Earlier this summer, the Supreme Court announced that an extension beyond July would require congressional action. President Biden submitted a formal request on Thursday, but that left the House with little time to draft new legislation. Unable to move quickly enough, Congress adjourned for its August recess with no solution in sight. Now, some may be evicted as early as today, according to NPR.

U.S. Representative Cori Bush (D-MO) has been one of the most vocal proponents of a moratorium extension. She experienced eviction firsthand before running for office. Bush protested Friday night by sleeping on the steps of the Capitol.

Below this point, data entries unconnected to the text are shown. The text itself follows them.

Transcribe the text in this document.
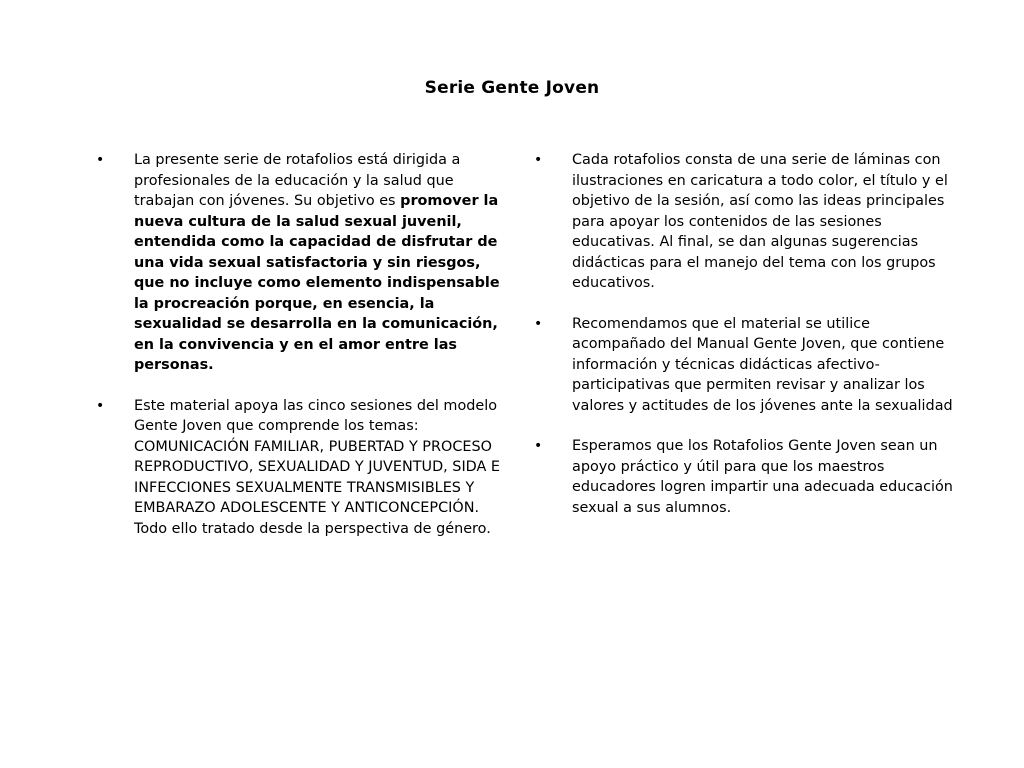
Serie Gente Joven
•	La presente serie de rotafolios está dirigida a profesionales de la educación y la salud que trabajan con jóvenes. Su objetivo es promover la nueva cultura de la salud sexual juvenil, entendida como la capacidad de disfrutar de una vida sexual satisfactoria y sin riesgos, que no incluye como elemento indispensable la procreación porque, en esencia, la sexualidad se desarrolla en la comunicación, en la convivencia y en el amor entre las personas.
•	Este material apoya las cinco sesiones del modelo Gente Joven que comprende los temas: COMUNICACIÓN FAMILIAR, PUBERTAD Y PROCESO REPRODUCTIVO, SEXUALIDAD Y JUVENTUD, SIDA E INFECCIONES SEXUALMENTE TRANSMISIBLES Y EMBARAZO ADOLESCENTE Y ANTICONCEPCIÓN. Todo ello tratado desde la perspectiva de género.
•	Cada rotafolios consta de una serie de láminas con ilustraciones en caricatura a todo color, el título y el objetivo de la sesión, así como las ideas principales para apoyar los contenidos de las sesiones educativas. Al final, se dan algunas sugerencias didácticas para el manejo del tema con los grupos educativos.
•	Recomendamos que el material se utilice acompañado del Manual Gente Joven, que contiene información y técnicas didácticas afectivo-participativas que permiten revisar y analizar los valores y actitudes de los jóvenes ante la sexualidad
•	Esperamos que los Rotafolios Gente Joven sean un apoyo práctico y útil para que los maestros educadores logren impartir una adecuada educación sexual a sus alumnos.
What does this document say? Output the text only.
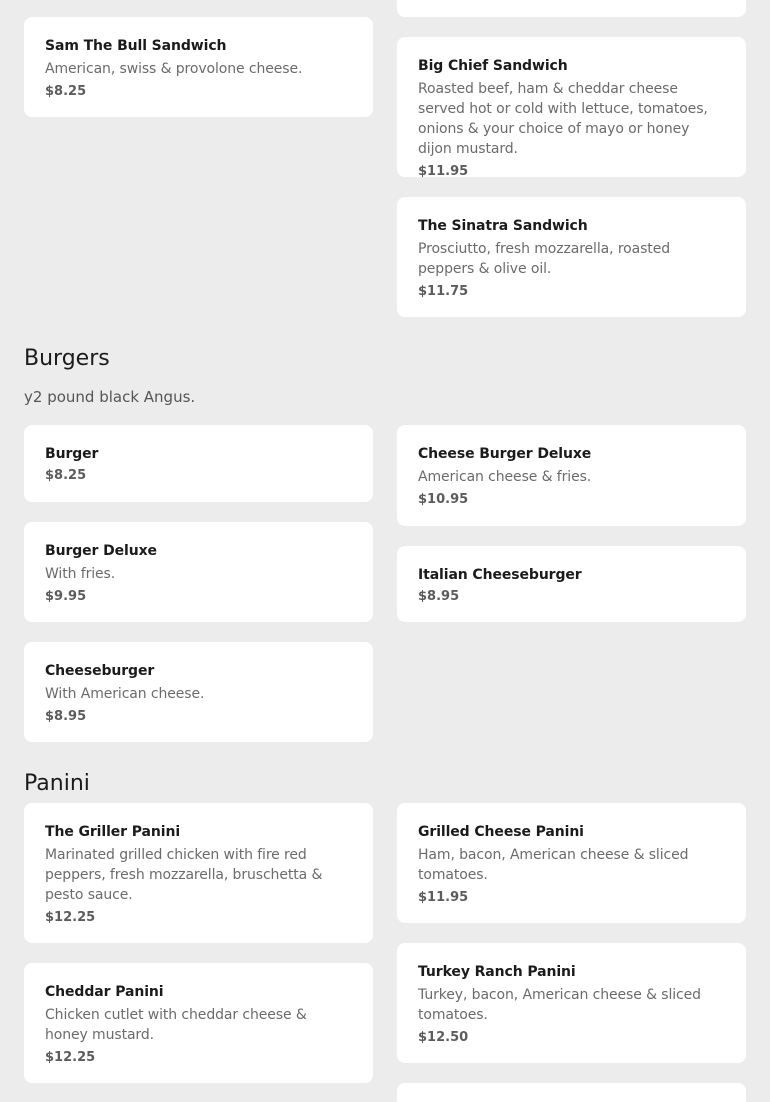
Sam The Bull Sandwich

American, swiss & provolone cheese.

$8.25

Big Chief Sandwich

Roasted beef, ham & cheddar cheese served hot or cold with lettuce, tomatoes, onions & your choice of mayo or honey dijon mustard.

$11.95

The Sinatra Sandwich

Prosciutto, fresh mozzarella, roasted peppers & olive oil.

$11.75

Burgers

y2 pound black Angus.

Burger

$8.25

Cheese Burger Deluxe

American cheese & fries.

$10.95

Burger Deluxe

With fries.

$9.95

Italian Cheeseburger

$8.95

Cheeseburger

With American cheese.

$8.95

Panini

The Griller Panini

Marinated grilled chicken with fire red peppers, fresh mozzarella, bruschetta & pesto sauce.

$12.25

Grilled Cheese Panini

Ham, bacon, American cheese & sliced tomatoes.

$11.95

Cheddar Panini

Chicken cutlet with cheddar cheese & honey mustard.

$12.25

Turkey Ranch Panini

Turkey, bacon, American cheese & sliced tomatoes.

$12.50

“I am dirty, sticky, sweaty,” Bush said, according to CNN. “I still have on what I had on last night. This is how people will have to live if we don’t do something … they deserve human dignity and deserve for people that represent them to show up, do the work, to make sure basic needs are met today.”

The Call to “Cancel Rent”

The pandemic has only exacerbated America’s “long-standing crisis of housing insecurity,” according to Jacobin, whose recent coverage of New York’s “Cancel Rent” movement cites figures from The National Low Income Housing Coalition, which demonstrate that even before March 2020, 75 percent of low-income families were already “severely cost-burdened” and paid “more than half their income on rent.”

Circumstances only deteriorated as the pandemic dragged on; by the fall, over 40 percent of U.S. renters were in jeopardy of eviction. Amid these conditions, the call to cancel rent reverberated throughout the country.

However, of the $47 billion in federal housing aid included in the Emergency Rental Assistance program that Congress passed last December, only $3 billion, or seven percent, has yet to actually be disbursed, according to The New York Times.